TensorFlow Extended (TFX)

This repo comes with notebooks demonstrating how to implement horizontally scalable TFX pipelines. The chicago_taxi_tfx_hopsworks notebook contains all the steps of the pipeline along with visualizations. It is based on the TFX Chicago taxi rides example but uses a smaller slice of the original dataset. The notebook downloads the dataset into Hopsworks and then calls the TFX components to go all the way from data preparation to model analysis.

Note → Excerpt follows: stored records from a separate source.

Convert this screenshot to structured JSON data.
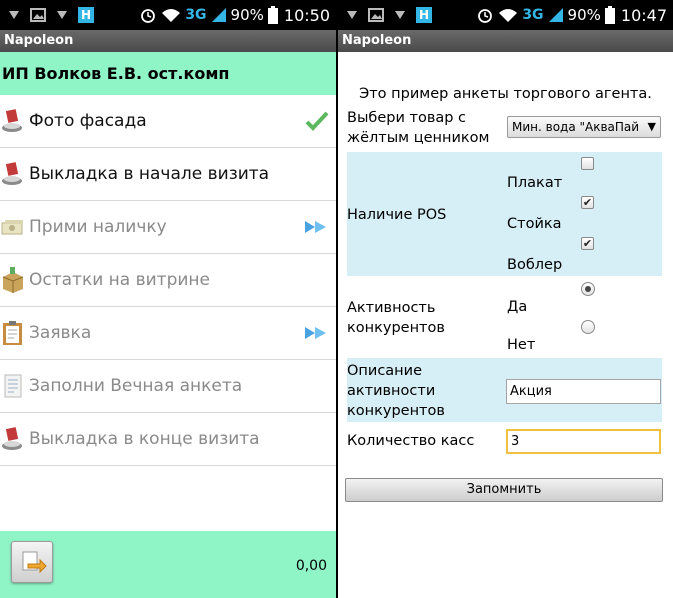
{
  "left": {
    "status_bar": {
      "battery": "90%",
      "network": "3G",
      "time": "10:50"
    },
    "app_title": "Napoleon",
    "client_name": "ИП Волков Е.В. ост.комп",
    "menu": [
      {
        "label": "Фото фасада",
        "icon": "photo-stand-icon",
        "status": "done-check-icon",
        "enabled": true
      },
      {
        "label": "Выкладка в начале визита",
        "icon": "photo-stand-icon",
        "status": "",
        "enabled": true
      },
      {
        "label": "Прими наличку",
        "icon": "cash-icon",
        "status": "forward-arrow-icon",
        "enabled": false
      },
      {
        "label": "Остатки на витрине",
        "icon": "box-icon",
        "status": "",
        "enabled": false
      },
      {
        "label": "Заявка",
        "icon": "clipboard-icon",
        "status": "forward-arrow-icon",
        "enabled": false
      },
      {
        "label": "Заполни Вечная анкета",
        "icon": "form-icon",
        "status": "",
        "enabled": false
      },
      {
        "label": "Выкладка в конце визита",
        "icon": "photo-stand-icon",
        "status": "",
        "enabled": false
      }
    ],
    "footer": {
      "exit_icon": "exit-arrow-icon",
      "total": "0,00"
    }
  },
  "right": {
    "status_bar": {
      "battery": "90%",
      "network": "3G",
      "time": "10:47"
    },
    "app_title": "Napoleon",
    "intro": "Это пример анкеты торгового агента.",
    "product_select": {
      "label_line1": "Выбери товар с",
      "label_line2": "жёлтым ценником",
      "value": "Мин. вода \"АкваПай"
    },
    "pos": {
      "label": "Наличие POS",
      "options": [
        {
          "label": "Плакат",
          "checked": false
        },
        {
          "label": "Стойка",
          "checked": true
        },
        {
          "label": "Воблер",
          "checked": true
        }
      ]
    },
    "competitor_activity": {
      "label_line1": "Активность",
      "label_line2": "конкурентов",
      "options": [
        {
          "label": "Да",
          "selected": true
        },
        {
          "label": "Нет",
          "selected": false
        }
      ]
    },
    "activity_description": {
      "label_line1": "Описание",
      "label_line2": "активности",
      "label_line3": "конкурентов",
      "value": "Акция"
    },
    "registers": {
      "label": "Количество касс",
      "value": "3"
    },
    "save_label": "Запомнить"
  },
  "colors": {
    "accent_green": "#8ff5c7",
    "row_blue": "#d6eef5",
    "status_blue": "#33b5e5",
    "check_green": "#5cb85c"
  }
}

That notebook then is split into smaller ones that correspond to the different steps in the pipeline. These notebooks can be found under the notebookstfx/chicago_taxi/pipeline directory in this repo. To execute these, you need to create one Hopsworks Spark job per notebook and then use the Apache Airflow dag chicago_tfx_airflow_pipeline.py provided in this repo to orchestrate them. Please refer to the Apache Airflow section of the user guide on how to upload manage your dags. There is also a Visualizations notebook that runs the visualizations steps of the pipeline and can be executed at any time, as the output of the pipeline (statistics, schema, etc.) is persisted to the Resources dataset in your project. You can catch a demo of the pipeline here.

Beam

Under notebooks/beam you can find the portability_wordcount_python notebook, which guides you through running a WordCount program in a Python Portable Beam Pipeline. You can download the notebook from this repo, upload it in your Hopsworks project and just run it! Hopsworks transparently manages the entire lifecycle of the notebook and the Beam related services and components.

Hive

HiveJDBCClient.java available in hops-examples-hive } , shows how users can remotely execute Hive queries against their Hopsworks projects' Hive databases. Firstly, it instantiates a Java JDBC client and then connects to the example database described in Hopsworks documentation. Users need to have created the database in their project as described in the documentation. This example uses log4j2 with logs being written to a ./hive/logs directory. For changes made to ./hive/src/main/resources/log4j2.properties to take effect, users must first do

mvn clean package

For HiveJDBCClient.java to be able to connect to the Hopsworks Hive server, users need to create a hive_credentials.properties file based on hive_credentials.properties.example and set proper values for the parameters:

hive_url=jdbc:hive2://[domain]:[port] #default port:9085
dbname=[database_name] #the name of the Dataset in Hopsworks, omitting the ".db" suffix.
truststore_path=[absolute_path_to_truststore]
keystore_path=[absolute_path_to_keystore]
truststore_pw=[truststore_password]
keystore_pw=[keystore_password]

Users can export their project's certificates by navigating to the Settings page in Hopsworks. An email is then sent with the password for the truststore and keystore.